Popular Posts
A lot has been written over the past few weeks about the U.S. bond market. Expectations are for interest rates to rise and bond prices to fall.
That would not be surprising. Interest rates have been kept artificially low for a number of years by the Federal Reserve. It would be normal for the Fed to seek to unwind such an unusual policy.
The monetary authority, in fact, has talked about doing so for many months. Only recently, however, have the fundamentals of the economy suggested that action is imminent.
So what happens next? If you own a lot of very long-dated U.S. Treasury debt, a rising interest rate environment creates the risk that you will lose money.
As rates rise, bond prices fall. You could choose to hold that bond to maturity, but it’s very likely that inflation will grow faster than the coupon pays to own those bonds. That’s why their face value will decline; the lower price compensates for lost real income.
But that isn’t really the big problem in most people’s portfolios. The typical long-term investor has bonds, but often that’s through a bond mutual fund or a bond index fund.
Those products are designed to price in the risk of a change in interest rates. A prudent bond fund is more likely to own shorter maturity bonds and will buy the longer bonds as rates go higher.
A bond index fund is designed to replicate an index, so it automatically adjusts to the new reality over time. Short of a market dislocation, such as an overnight crash, the risks are minimized.
No, the problem for most long-term investors is not bonds but cash. They own too much of it!
A recent Prudential Investments survey found that both retirees and pre-retirees hold portfolios that are about 40% stocks, about 20% bonds and the balance in cash.
Having a portfolio that’s 40% cash is massive risk, and here’s why: You need investments to beat inflation.
Generally speaking, that means you need to own stocks. Over the long haul, you can expect the stock market to return about twice the rate of inflation on your invested cash.

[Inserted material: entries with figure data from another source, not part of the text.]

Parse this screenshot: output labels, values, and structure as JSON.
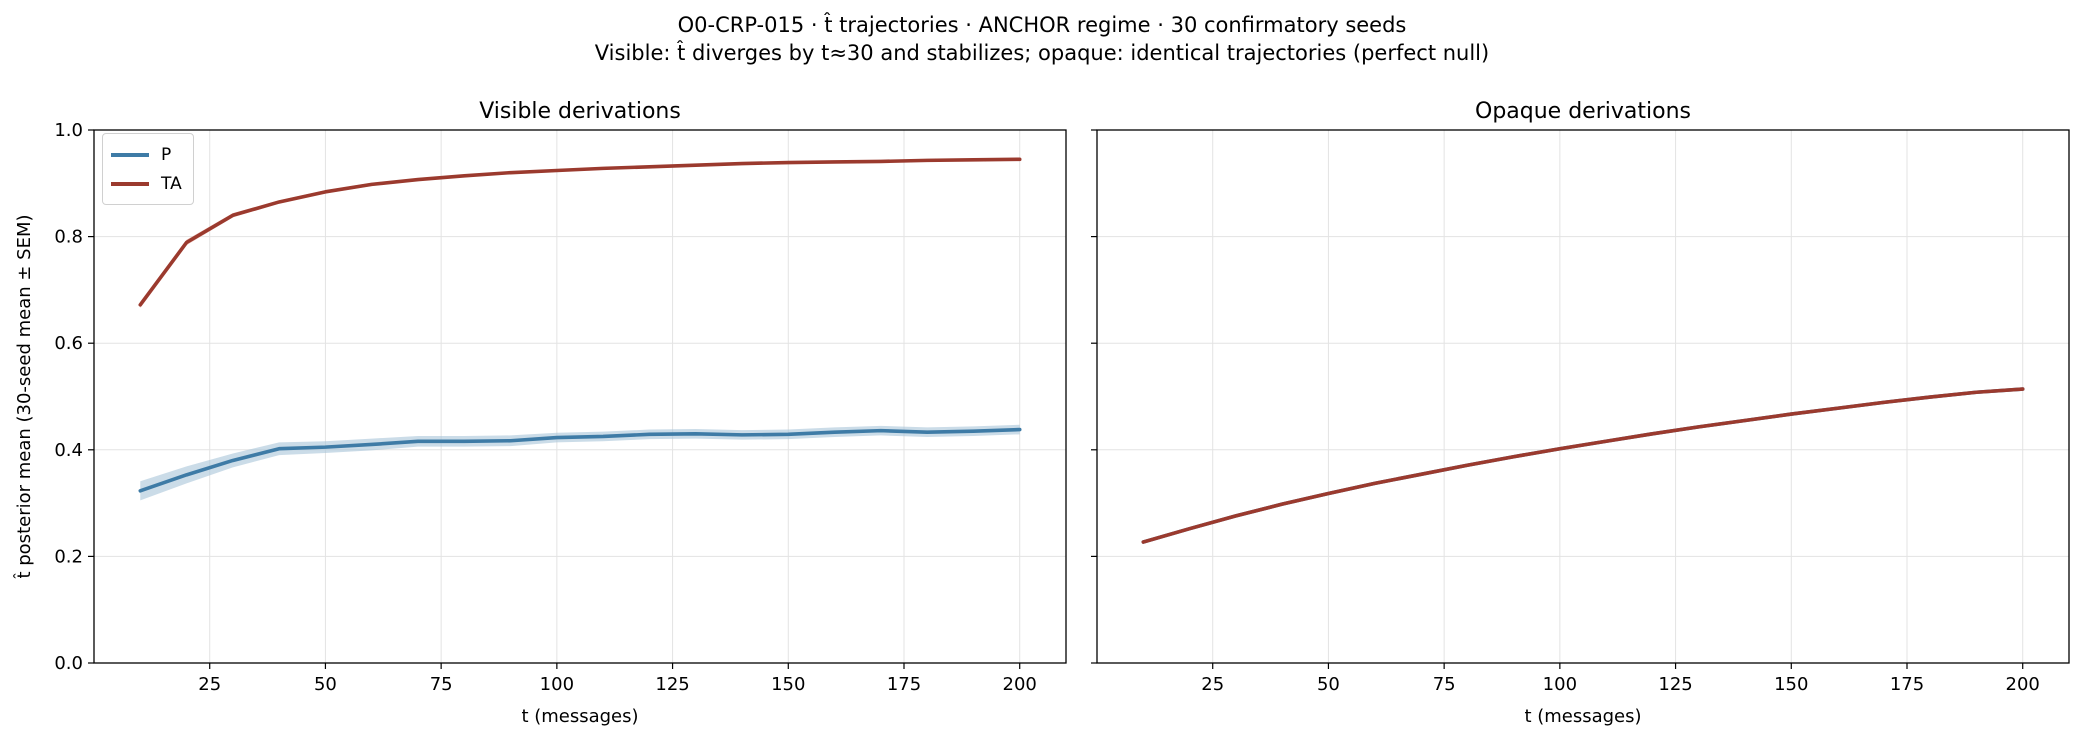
{
  "figure": {
    "title_line1": "O0-CRP-015 · t̂ trajectories · ANCHOR regime · 30 confirmatory seeds",
    "title_line2": "Visible: t̂ diverges by t≈30 and stabilizes; opaque: identical trajectories (perfect null)"
  },
  "colors": {
    "P": "#3e7ba6",
    "TA": "#9b3a2e",
    "P_band": "#a9c4d8",
    "TA_band": "#e39a8e",
    "grid": "#e3e3e3"
  },
  "chart_data": [
    {
      "type": "line",
      "title": "Visible derivations",
      "xlabel": "t (messages)",
      "ylabel": "t̂ posterior mean (30-seed mean ± SEM)",
      "xlim": [
        0,
        210
      ],
      "ylim": [
        0.0,
        1.0
      ],
      "xticks": [
        25,
        50,
        75,
        100,
        125,
        150,
        175,
        200
      ],
      "yticks": [
        0.0,
        0.2,
        0.4,
        0.6,
        0.8,
        1.0
      ],
      "ytick_labels": [
        "0.0",
        "0.2",
        "0.4",
        "0.6",
        "0.8",
        "1.0"
      ],
      "grid": true,
      "legend_position": "top-left",
      "x": [
        10,
        20,
        30,
        40,
        50,
        60,
        70,
        80,
        90,
        100,
        110,
        120,
        130,
        140,
        150,
        160,
        170,
        180,
        190,
        200
      ],
      "series": [
        {
          "name": "P",
          "values": [
            0.323,
            0.353,
            0.38,
            0.402,
            0.405,
            0.41,
            0.416,
            0.416,
            0.417,
            0.423,
            0.425,
            0.429,
            0.43,
            0.428,
            0.429,
            0.433,
            0.436,
            0.433,
            0.435,
            0.438
          ],
          "sem": [
            0.018,
            0.016,
            0.013,
            0.012,
            0.011,
            0.011,
            0.01,
            0.01,
            0.01,
            0.009,
            0.009,
            0.009,
            0.009,
            0.009,
            0.009,
            0.009,
            0.009,
            0.009,
            0.009,
            0.009
          ]
        },
        {
          "name": "TA",
          "values": [
            0.672,
            0.789,
            0.84,
            0.865,
            0.884,
            0.898,
            0.907,
            0.914,
            0.92,
            0.924,
            0.928,
            0.931,
            0.934,
            0.937,
            0.939,
            0.94,
            0.941,
            0.943,
            0.944,
            0.945
          ],
          "sem": [
            0.006,
            0.005,
            0.004,
            0.003,
            0.003,
            0.003,
            0.002,
            0.002,
            0.002,
            0.002,
            0.002,
            0.002,
            0.002,
            0.002,
            0.002,
            0.002,
            0.002,
            0.002,
            0.002,
            0.002
          ]
        }
      ]
    },
    {
      "type": "line",
      "title": "Opaque derivations",
      "xlabel": "t (messages)",
      "xlim": [
        0,
        210
      ],
      "ylim": [
        0.0,
        1.0
      ],
      "xticks": [
        25,
        50,
        75,
        100,
        125,
        150,
        175,
        200
      ],
      "grid": true,
      "x": [
        10,
        20,
        30,
        40,
        50,
        60,
        70,
        80,
        90,
        100,
        110,
        120,
        130,
        140,
        150,
        160,
        170,
        180,
        190,
        200
      ],
      "series": [
        {
          "name": "P",
          "values": [
            0.227,
            0.252,
            0.276,
            0.298,
            0.318,
            0.337,
            0.354,
            0.371,
            0.387,
            0.402,
            0.416,
            0.43,
            0.443,
            0.455,
            0.467,
            0.478,
            0.489,
            0.499,
            0.508,
            0.514
          ]
        },
        {
          "name": "TA",
          "values": [
            0.227,
            0.252,
            0.276,
            0.298,
            0.318,
            0.337,
            0.354,
            0.371,
            0.387,
            0.402,
            0.416,
            0.43,
            0.443,
            0.455,
            0.467,
            0.478,
            0.489,
            0.499,
            0.508,
            0.514
          ]
        }
      ]
    }
  ]
}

That happens largely because corporations must beat inflation to stay in business. It helps, too, that most investors reinvest all dividends, which creates free cash inside the portfolio above and beyond contributions by the saver.
Cash is powerful in a portfolio but not if it’s not invested. If it’s just cash, then it’s losing value every day to inflation.

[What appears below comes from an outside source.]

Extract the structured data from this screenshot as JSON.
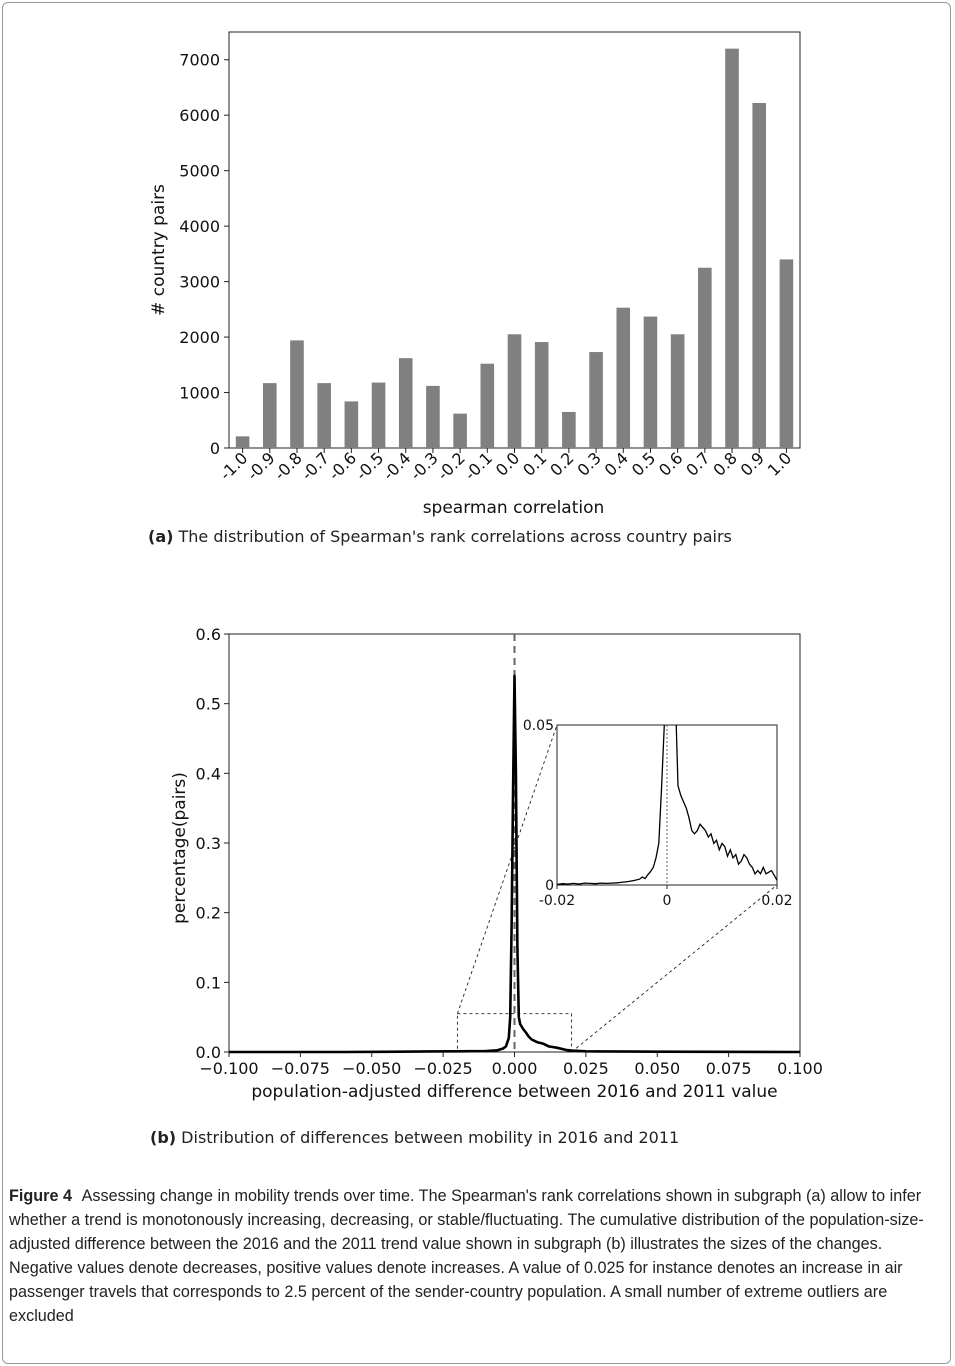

That means that your other investments must do much better to even keep up with the declining purchasing power of your savings.

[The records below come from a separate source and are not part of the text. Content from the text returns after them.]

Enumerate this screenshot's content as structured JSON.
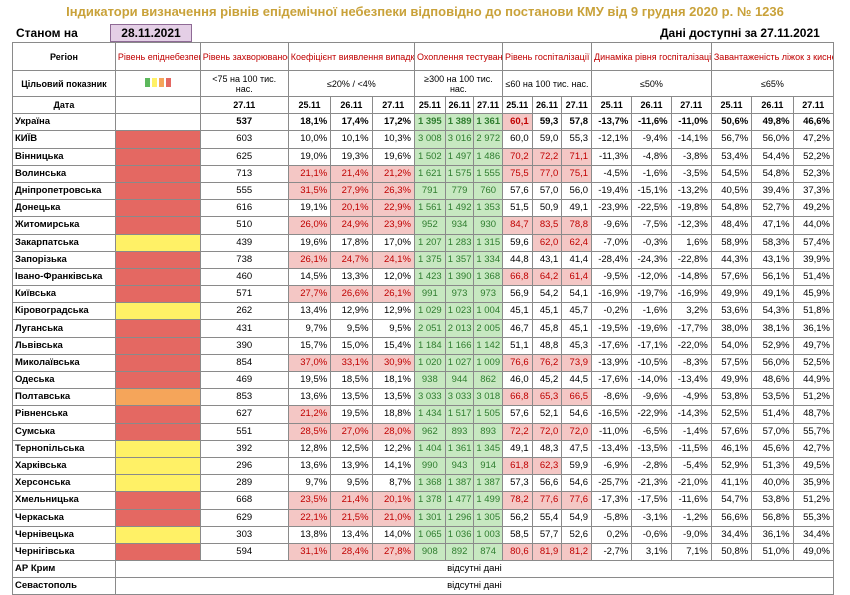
{
  "title": "Індикатори визначення рівнів епідемічної небезпеки відповідно до постанови КМУ від 9 грудня 2020 р. № 1236",
  "state_label": "Станом на",
  "state_date": "28.11.2021",
  "available_label": "Дані доступні за 27.11.2021",
  "headers": {
    "region": "Регіон",
    "target": "Цільовий показник",
    "date": "Дата",
    "level": "Рівень епіднебезпеки",
    "incidence": "Рівень захворюваності",
    "detection": "Коефіцієнт виявлення випадків інфікування",
    "testing": "Охоплення тестуванням",
    "hosp": "Рівень госпіталізації",
    "dynamics": "Динаміка рівня госпіталізацій",
    "beds": "Завантаженість ліжок з киснем",
    "t_incidence": "<75 на 100 тис. нас.",
    "t_detection": "≤20% / <4%",
    "t_testing": "≥300 на 100 тис. нас.",
    "t_hosp": "≤60 на 100 тис. нас.",
    "t_dynamics": "≤50%",
    "t_beds": "≤65%",
    "d1": "25.11",
    "d2": "26.11",
    "d3": "27.11"
  },
  "colors": {
    "red": "#e46862",
    "yellow": "#fff166",
    "orange": "#f5a55a",
    "green": "#c7e8c1",
    "pink": "#f4c7c5"
  },
  "rows": [
    {
      "name": "Україна",
      "level": "",
      "inc": "537",
      "det": [
        "18,1%",
        "17,4%",
        "17,2%"
      ],
      "tst": [
        "1 395",
        "1 389",
        "1 361"
      ],
      "hsp": [
        "60,1",
        "59,3",
        "57,8"
      ],
      "dyn": [
        "-13,7%",
        "-11,6%",
        "-11,0%"
      ],
      "bed": [
        "50,6%",
        "49,8%",
        "46,6%"
      ]
    },
    {
      "name": "КИЇВ",
      "level": "red",
      "inc": "603",
      "det": [
        "10,0%",
        "10,1%",
        "10,3%"
      ],
      "tst": [
        "3 008",
        "3 016",
        "2 972"
      ],
      "hsp": [
        "60,0",
        "59,0",
        "55,3"
      ],
      "dyn": [
        "-12,1%",
        "-9,4%",
        "-14,1%"
      ],
      "bed": [
        "56,7%",
        "56,0%",
        "47,2%"
      ]
    },
    {
      "name": "Вінницька",
      "level": "red",
      "inc": "625",
      "det": [
        "19,0%",
        "19,3%",
        "19,6%"
      ],
      "tst": [
        "1 502",
        "1 497",
        "1 486"
      ],
      "hsp": [
        "70,2",
        "72,2",
        "71,1"
      ],
      "dyn": [
        "-11,3%",
        "-4,8%",
        "-3,8%"
      ],
      "bed": [
        "53,4%",
        "54,4%",
        "52,2%"
      ]
    },
    {
      "name": "Волинська",
      "level": "red",
      "inc": "713",
      "det": [
        "21,1%",
        "21,4%",
        "21,2%"
      ],
      "tst": [
        "1 621",
        "1 575",
        "1 555"
      ],
      "hsp": [
        "75,5",
        "77,0",
        "75,1"
      ],
      "dyn": [
        "-4,5%",
        "-1,6%",
        "-3,5%"
      ],
      "bed": [
        "54,5%",
        "54,8%",
        "52,3%"
      ]
    },
    {
      "name": "Дніпропетровська",
      "level": "red",
      "inc": "555",
      "det": [
        "31,5%",
        "27,9%",
        "26,3%"
      ],
      "tst": [
        "791",
        "779",
        "760"
      ],
      "hsp": [
        "57,6",
        "57,0",
        "56,0"
      ],
      "dyn": [
        "-19,4%",
        "-15,1%",
        "-13,2%"
      ],
      "bed": [
        "40,5%",
        "39,4%",
        "37,3%"
      ]
    },
    {
      "name": "Донецька",
      "level": "red",
      "inc": "616",
      "det": [
        "19,1%",
        "20,1%",
        "22,9%"
      ],
      "tst": [
        "1 561",
        "1 492",
        "1 353"
      ],
      "hsp": [
        "51,5",
        "50,9",
        "49,1"
      ],
      "dyn": [
        "-23,9%",
        "-22,5%",
        "-19,8%"
      ],
      "bed": [
        "54,8%",
        "52,7%",
        "49,2%"
      ]
    },
    {
      "name": "Житомирська",
      "level": "red",
      "inc": "510",
      "det": [
        "26,0%",
        "24,9%",
        "23,9%"
      ],
      "tst": [
        "952",
        "934",
        "930"
      ],
      "hsp": [
        "84,7",
        "83,5",
        "78,8"
      ],
      "dyn": [
        "-9,6%",
        "-7,5%",
        "-12,3%"
      ],
      "bed": [
        "48,4%",
        "47,1%",
        "44,0%"
      ]
    },
    {
      "name": "Закарпатська",
      "level": "yellow",
      "inc": "439",
      "det": [
        "19,6%",
        "17,8%",
        "17,0%"
      ],
      "tst": [
        "1 207",
        "1 283",
        "1 315"
      ],
      "hsp": [
        "59,6",
        "62,0",
        "62,4"
      ],
      "dyn": [
        "-7,0%",
        "-0,3%",
        "1,6%"
      ],
      "bed": [
        "58,9%",
        "58,3%",
        "57,4%"
      ]
    },
    {
      "name": "Запорізька",
      "level": "red",
      "inc": "738",
      "det": [
        "26,1%",
        "24,7%",
        "24,1%"
      ],
      "tst": [
        "1 375",
        "1 357",
        "1 334"
      ],
      "hsp": [
        "44,8",
        "43,1",
        "41,4"
      ],
      "dyn": [
        "-28,4%",
        "-24,3%",
        "-22,8%"
      ],
      "bed": [
        "44,3%",
        "43,1%",
        "39,9%"
      ]
    },
    {
      "name": "Івано-Франківська",
      "level": "red",
      "inc": "460",
      "det": [
        "14,5%",
        "13,3%",
        "12,0%"
      ],
      "tst": [
        "1 423",
        "1 390",
        "1 368"
      ],
      "hsp": [
        "66,8",
        "64,2",
        "61,4"
      ],
      "dyn": [
        "-9,5%",
        "-12,0%",
        "-14,8%"
      ],
      "bed": [
        "57,6%",
        "56,1%",
        "51,4%"
      ]
    },
    {
      "name": "Київська",
      "level": "red",
      "inc": "571",
      "det": [
        "27,7%",
        "26,6%",
        "26,1%"
      ],
      "tst": [
        "991",
        "973",
        "973"
      ],
      "hsp": [
        "56,9",
        "54,2",
        "54,1"
      ],
      "dyn": [
        "-16,9%",
        "-19,7%",
        "-16,9%"
      ],
      "bed": [
        "49,9%",
        "49,1%",
        "45,9%"
      ]
    },
    {
      "name": "Кіровоградська",
      "level": "yellow",
      "inc": "262",
      "det": [
        "13,4%",
        "12,9%",
        "12,9%"
      ],
      "tst": [
        "1 029",
        "1 023",
        "1 004"
      ],
      "hsp": [
        "45,1",
        "45,1",
        "45,7"
      ],
      "dyn": [
        "-0,2%",
        "-1,6%",
        "3,2%"
      ],
      "bed": [
        "53,6%",
        "54,3%",
        "51,8%"
      ]
    },
    {
      "name": "Луганська",
      "level": "red",
      "inc": "431",
      "det": [
        "9,7%",
        "9,5%",
        "9,5%"
      ],
      "tst": [
        "2 051",
        "2 013",
        "2 005"
      ],
      "hsp": [
        "46,7",
        "45,8",
        "45,1"
      ],
      "dyn": [
        "-19,5%",
        "-19,6%",
        "-17,7%"
      ],
      "bed": [
        "38,0%",
        "38,1%",
        "36,1%"
      ]
    },
    {
      "name": "Львівська",
      "level": "red",
      "inc": "390",
      "det": [
        "15,7%",
        "15,0%",
        "15,4%"
      ],
      "tst": [
        "1 184",
        "1 166",
        "1 142"
      ],
      "hsp": [
        "51,1",
        "48,8",
        "45,3"
      ],
      "dyn": [
        "-17,6%",
        "-17,1%",
        "-22,0%"
      ],
      "bed": [
        "54,0%",
        "52,9%",
        "49,7%"
      ]
    },
    {
      "name": "Миколаївська",
      "level": "red",
      "inc": "854",
      "det": [
        "37,0%",
        "33,1%",
        "30,9%"
      ],
      "tst": [
        "1 020",
        "1 027",
        "1 009"
      ],
      "hsp": [
        "76,6",
        "76,2",
        "73,9"
      ],
      "dyn": [
        "-13,9%",
        "-10,5%",
        "-8,3%"
      ],
      "bed": [
        "57,5%",
        "56,0%",
        "52,5%"
      ]
    },
    {
      "name": "Одеська",
      "level": "red",
      "inc": "469",
      "det": [
        "19,5%",
        "18,5%",
        "18,1%"
      ],
      "tst": [
        "938",
        "944",
        "862"
      ],
      "hsp": [
        "46,0",
        "45,2",
        "44,5"
      ],
      "dyn": [
        "-17,6%",
        "-14,0%",
        "-13,4%"
      ],
      "bed": [
        "49,9%",
        "48,6%",
        "44,9%"
      ]
    },
    {
      "name": "Полтавська",
      "level": "orange",
      "inc": "853",
      "det": [
        "13,6%",
        "13,5%",
        "13,5%"
      ],
      "tst": [
        "3 033",
        "3 033",
        "3 018"
      ],
      "hsp": [
        "66,8",
        "65,3",
        "66,5"
      ],
      "dyn": [
        "-8,6%",
        "-9,6%",
        "-4,9%"
      ],
      "bed": [
        "53,8%",
        "53,5%",
        "51,2%"
      ]
    },
    {
      "name": "Рівненська",
      "level": "red",
      "inc": "627",
      "det": [
        "21,2%",
        "19,5%",
        "18,8%"
      ],
      "tst": [
        "1 434",
        "1 517",
        "1 505"
      ],
      "hsp": [
        "57,6",
        "52,1",
        "54,6"
      ],
      "dyn": [
        "-16,5%",
        "-22,9%",
        "-14,3%"
      ],
      "bed": [
        "52,5%",
        "51,4%",
        "48,7%"
      ]
    },
    {
      "name": "Сумська",
      "level": "red",
      "inc": "551",
      "det": [
        "28,5%",
        "27,0%",
        "28,0%"
      ],
      "tst": [
        "962",
        "893",
        "893"
      ],
      "hsp": [
        "72,2",
        "72,0",
        "72,0"
      ],
      "dyn": [
        "-11,0%",
        "-6,5%",
        "-1,4%"
      ],
      "bed": [
        "57,6%",
        "57,0%",
        "55,7%"
      ]
    },
    {
      "name": "Тернопільська",
      "level": "yellow",
      "inc": "392",
      "det": [
        "12,8%",
        "12,5%",
        "12,2%"
      ],
      "tst": [
        "1 404",
        "1 361",
        "1 345"
      ],
      "hsp": [
        "49,1",
        "48,3",
        "47,5"
      ],
      "dyn": [
        "-13,4%",
        "-13,5%",
        "-11,5%"
      ],
      "bed": [
        "46,1%",
        "45,6%",
        "42,7%"
      ]
    },
    {
      "name": "Харківська",
      "level": "yellow",
      "inc": "296",
      "det": [
        "13,6%",
        "13,9%",
        "14,1%"
      ],
      "tst": [
        "990",
        "943",
        "914"
      ],
      "hsp": [
        "61,8",
        "62,3",
        "59,9"
      ],
      "dyn": [
        "-6,9%",
        "-2,8%",
        "-5,4%"
      ],
      "bed": [
        "52,9%",
        "51,3%",
        "49,5%"
      ]
    },
    {
      "name": "Херсонська",
      "level": "yellow",
      "inc": "289",
      "det": [
        "9,7%",
        "9,5%",
        "8,7%"
      ],
      "tst": [
        "1 368",
        "1 387",
        "1 387"
      ],
      "hsp": [
        "57,3",
        "56,6",
        "54,6"
      ],
      "dyn": [
        "-25,7%",
        "-21,3%",
        "-21,0%"
      ],
      "bed": [
        "41,1%",
        "40,0%",
        "35,9%"
      ]
    },
    {
      "name": "Хмельницька",
      "level": "red",
      "inc": "668",
      "det": [
        "23,5%",
        "21,4%",
        "20,1%"
      ],
      "tst": [
        "1 378",
        "1 477",
        "1 499"
      ],
      "hsp": [
        "78,2",
        "77,6",
        "77,6"
      ],
      "dyn": [
        "-17,3%",
        "-17,5%",
        "-11,6%"
      ],
      "bed": [
        "54,7%",
        "53,8%",
        "51,2%"
      ]
    },
    {
      "name": "Черкаська",
      "level": "red",
      "inc": "629",
      "det": [
        "22,1%",
        "21,5%",
        "21,0%"
      ],
      "tst": [
        "1 301",
        "1 296",
        "1 305"
      ],
      "hsp": [
        "56,2",
        "55,4",
        "54,9"
      ],
      "dyn": [
        "-5,8%",
        "-3,1%",
        "-1,2%"
      ],
      "bed": [
        "56,6%",
        "56,8%",
        "55,3%"
      ]
    },
    {
      "name": "Чернівецька",
      "level": "yellow",
      "inc": "303",
      "det": [
        "13,8%",
        "13,4%",
        "14,0%"
      ],
      "tst": [
        "1 065",
        "1 036",
        "1 003"
      ],
      "hsp": [
        "58,5",
        "57,7",
        "52,6"
      ],
      "dyn": [
        "0,2%",
        "-0,6%",
        "-9,0%"
      ],
      "bed": [
        "34,4%",
        "36,1%",
        "34,4%"
      ]
    },
    {
      "name": "Чернігівська",
      "level": "red",
      "inc": "594",
      "det": [
        "31,1%",
        "28,4%",
        "27,8%"
      ],
      "tst": [
        "908",
        "892",
        "874"
      ],
      "hsp": [
        "80,6",
        "81,9",
        "81,2"
      ],
      "dyn": [
        "-2,7%",
        "3,1%",
        "7,1%"
      ],
      "bed": [
        "50,8%",
        "51,0%",
        "49,0%"
      ]
    }
  ],
  "no_data_rows": [
    {
      "name": "АР Крим",
      "text": "відсутні дані"
    },
    {
      "name": "Севастополь",
      "text": "відсутні дані"
    }
  ]
}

In turn, the pressure to “win” bigger with your stock and bonds investments can lead to bad choices. Falling behind the benchmarks triggers emotional behavior and desperate trading that does not improve outcomes.
All of this activity costs money, too. Good for Wall Street. Bad for your retirement.
The better course is to make sure that you are prudently and appropriately invested for your long-term goals and to keep trading to a minimum, just rebalancing as needed, using low-cost index funds to invest.